No sooner do I ask whether narrative horror’s viable on television than NBC greenlights an updated Frankenstein show by Russel Friend and Garrett Lerner, the producers behind House.

I always get anxious when I hear about this kind of project because I worry that “modern-day take” on Frankenstein means grave-robbing in Los Angeles rather than London, and in a sleek lab rather than a dank basement, rather than any actual engagement with our contemporary anxieties about science. It’s pretty easy to forget that the dude with the scalpel is the monster, not his creation. I feel the same way about the news that Bradley Cooper of all people is starring in a Paradise Lost movie (incidentally one of the works Frankenstein’s monster finds most compelling), though whether it’ll be completely cosmic and fantastical or set in some version of the real world. Whether you think Paradise Lost is a statement of repentance for rebellion against the Crown or the work of a former censor who knew how to get the official approval he needed to publish the first edition of the work, it’s a monumentally compelling examination of what it feels like to find yourself on the wrong side of what appears to be God’s will that has no particular modern analogue. I actually think Torchwood: Miracle Day has the closest thing to a contemporary Satan I’ve seen in Lauren Ambrose’s impeccably-dressed-in-red PR hack, Jilly, who has absolutely no values except buzz and worships at the altar of the news cycle.

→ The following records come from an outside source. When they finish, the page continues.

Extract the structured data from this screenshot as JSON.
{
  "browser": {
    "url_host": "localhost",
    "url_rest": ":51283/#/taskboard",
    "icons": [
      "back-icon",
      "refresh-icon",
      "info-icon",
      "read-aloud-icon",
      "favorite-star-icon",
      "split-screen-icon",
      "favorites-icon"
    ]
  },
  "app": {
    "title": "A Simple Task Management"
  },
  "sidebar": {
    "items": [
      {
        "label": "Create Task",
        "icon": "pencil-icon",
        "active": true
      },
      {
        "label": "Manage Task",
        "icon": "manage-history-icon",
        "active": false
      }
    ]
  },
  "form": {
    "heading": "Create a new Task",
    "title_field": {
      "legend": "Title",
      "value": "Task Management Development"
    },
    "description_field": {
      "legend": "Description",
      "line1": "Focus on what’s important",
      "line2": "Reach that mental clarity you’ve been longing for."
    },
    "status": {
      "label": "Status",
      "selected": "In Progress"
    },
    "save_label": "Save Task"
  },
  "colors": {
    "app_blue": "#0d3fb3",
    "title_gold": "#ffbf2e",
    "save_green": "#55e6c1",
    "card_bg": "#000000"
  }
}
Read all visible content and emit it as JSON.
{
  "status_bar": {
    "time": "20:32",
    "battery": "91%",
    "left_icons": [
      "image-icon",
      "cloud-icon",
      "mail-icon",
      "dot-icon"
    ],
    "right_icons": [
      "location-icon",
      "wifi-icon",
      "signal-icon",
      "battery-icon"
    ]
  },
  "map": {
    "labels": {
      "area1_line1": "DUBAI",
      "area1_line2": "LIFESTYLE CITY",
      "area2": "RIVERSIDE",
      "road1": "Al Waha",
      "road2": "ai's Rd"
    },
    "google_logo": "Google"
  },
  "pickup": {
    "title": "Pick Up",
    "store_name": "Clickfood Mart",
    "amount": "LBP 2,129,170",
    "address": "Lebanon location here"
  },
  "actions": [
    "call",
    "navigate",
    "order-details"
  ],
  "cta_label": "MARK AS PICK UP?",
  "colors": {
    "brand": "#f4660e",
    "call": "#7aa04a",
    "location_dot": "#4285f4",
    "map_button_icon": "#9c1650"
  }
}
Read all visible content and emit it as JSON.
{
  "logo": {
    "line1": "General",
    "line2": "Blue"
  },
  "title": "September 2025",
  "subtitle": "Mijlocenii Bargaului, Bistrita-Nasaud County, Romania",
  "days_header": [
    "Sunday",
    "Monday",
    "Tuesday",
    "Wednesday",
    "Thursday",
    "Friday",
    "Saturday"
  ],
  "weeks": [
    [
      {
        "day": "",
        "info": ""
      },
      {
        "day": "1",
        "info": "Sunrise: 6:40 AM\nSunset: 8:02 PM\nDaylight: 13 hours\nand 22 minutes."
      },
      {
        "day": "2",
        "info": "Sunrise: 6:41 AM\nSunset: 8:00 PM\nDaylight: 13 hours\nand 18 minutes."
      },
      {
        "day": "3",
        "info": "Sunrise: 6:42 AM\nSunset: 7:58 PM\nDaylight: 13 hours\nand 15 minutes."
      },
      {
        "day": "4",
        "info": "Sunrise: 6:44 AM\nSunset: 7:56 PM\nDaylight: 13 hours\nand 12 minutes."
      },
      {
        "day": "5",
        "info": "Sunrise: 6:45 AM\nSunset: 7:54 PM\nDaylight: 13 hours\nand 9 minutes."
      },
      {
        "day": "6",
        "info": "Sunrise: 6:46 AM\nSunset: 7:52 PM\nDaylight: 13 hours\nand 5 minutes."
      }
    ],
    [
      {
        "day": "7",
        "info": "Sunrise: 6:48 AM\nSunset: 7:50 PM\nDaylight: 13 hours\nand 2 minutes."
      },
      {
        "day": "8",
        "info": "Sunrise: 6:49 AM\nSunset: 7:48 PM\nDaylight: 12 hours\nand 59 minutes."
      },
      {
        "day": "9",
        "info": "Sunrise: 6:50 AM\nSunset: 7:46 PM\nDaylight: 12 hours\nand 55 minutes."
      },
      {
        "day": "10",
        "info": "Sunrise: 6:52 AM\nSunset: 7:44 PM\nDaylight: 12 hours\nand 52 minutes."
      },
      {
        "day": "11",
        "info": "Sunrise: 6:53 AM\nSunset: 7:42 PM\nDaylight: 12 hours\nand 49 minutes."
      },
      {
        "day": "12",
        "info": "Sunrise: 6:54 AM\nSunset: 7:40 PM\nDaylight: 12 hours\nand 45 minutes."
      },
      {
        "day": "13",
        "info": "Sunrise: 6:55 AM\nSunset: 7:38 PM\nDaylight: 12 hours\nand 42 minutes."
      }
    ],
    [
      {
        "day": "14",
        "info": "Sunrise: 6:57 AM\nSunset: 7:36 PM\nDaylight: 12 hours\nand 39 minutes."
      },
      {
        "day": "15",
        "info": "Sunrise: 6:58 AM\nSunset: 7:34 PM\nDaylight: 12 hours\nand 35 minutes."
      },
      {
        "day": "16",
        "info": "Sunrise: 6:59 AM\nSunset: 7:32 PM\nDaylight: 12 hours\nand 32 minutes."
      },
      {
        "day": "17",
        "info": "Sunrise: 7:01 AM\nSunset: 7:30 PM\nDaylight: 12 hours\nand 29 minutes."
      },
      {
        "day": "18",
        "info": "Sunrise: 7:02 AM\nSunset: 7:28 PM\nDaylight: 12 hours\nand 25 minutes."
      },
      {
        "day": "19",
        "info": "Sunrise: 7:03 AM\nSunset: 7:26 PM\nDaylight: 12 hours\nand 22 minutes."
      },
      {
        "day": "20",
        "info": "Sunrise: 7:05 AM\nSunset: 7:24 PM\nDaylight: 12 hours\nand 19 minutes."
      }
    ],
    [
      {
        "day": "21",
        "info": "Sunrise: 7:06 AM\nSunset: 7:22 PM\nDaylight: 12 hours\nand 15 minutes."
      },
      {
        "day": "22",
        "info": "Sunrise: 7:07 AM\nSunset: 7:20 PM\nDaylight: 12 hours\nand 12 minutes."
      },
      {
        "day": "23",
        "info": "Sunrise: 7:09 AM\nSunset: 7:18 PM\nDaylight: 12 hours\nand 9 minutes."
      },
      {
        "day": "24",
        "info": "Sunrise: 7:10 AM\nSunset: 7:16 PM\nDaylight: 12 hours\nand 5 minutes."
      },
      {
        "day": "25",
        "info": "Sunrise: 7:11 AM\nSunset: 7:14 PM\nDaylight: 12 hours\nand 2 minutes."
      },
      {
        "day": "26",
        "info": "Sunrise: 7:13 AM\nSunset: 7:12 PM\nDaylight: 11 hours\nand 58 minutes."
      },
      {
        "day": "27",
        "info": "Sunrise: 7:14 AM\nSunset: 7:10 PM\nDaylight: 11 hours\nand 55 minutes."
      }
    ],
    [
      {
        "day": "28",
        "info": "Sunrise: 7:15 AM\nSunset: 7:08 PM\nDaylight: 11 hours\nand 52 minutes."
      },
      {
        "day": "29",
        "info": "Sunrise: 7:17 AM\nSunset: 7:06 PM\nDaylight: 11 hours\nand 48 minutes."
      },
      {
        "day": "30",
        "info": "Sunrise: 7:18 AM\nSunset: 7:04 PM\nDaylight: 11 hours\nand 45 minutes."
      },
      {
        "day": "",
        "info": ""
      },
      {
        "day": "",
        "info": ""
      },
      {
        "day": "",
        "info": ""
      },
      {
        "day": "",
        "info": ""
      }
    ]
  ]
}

I do think there’s a chance that Fried and Lerner will do a good job with their Frankenstein, though. House, when the show was good as opposed to completely insane, was very good at exploring how someone like Sherlock Holmes would fare in an age where scientific knowledge was vastly more widespread and extreme anti-sociality was considered less charming and more diagnosable. House may usually be right about what’s ailing his patients, but the show is a useful modern rebuke to the idea that we’d be better off in a world where the rest of us are scientifically blind and a one-eyed man is king, or that there’s anything charming about misanthropes who use their genius to bludgeon other people. I only hope they come up with as useful a framework for their Frankenstein project. I’m glad to think about the interaction between scientific expertise and compassion, and about scientific ethics, but I do worry that it’s hard for pop culture to critique specific scientific practices without casting a skeptical eye on scientific endeavor as a whole.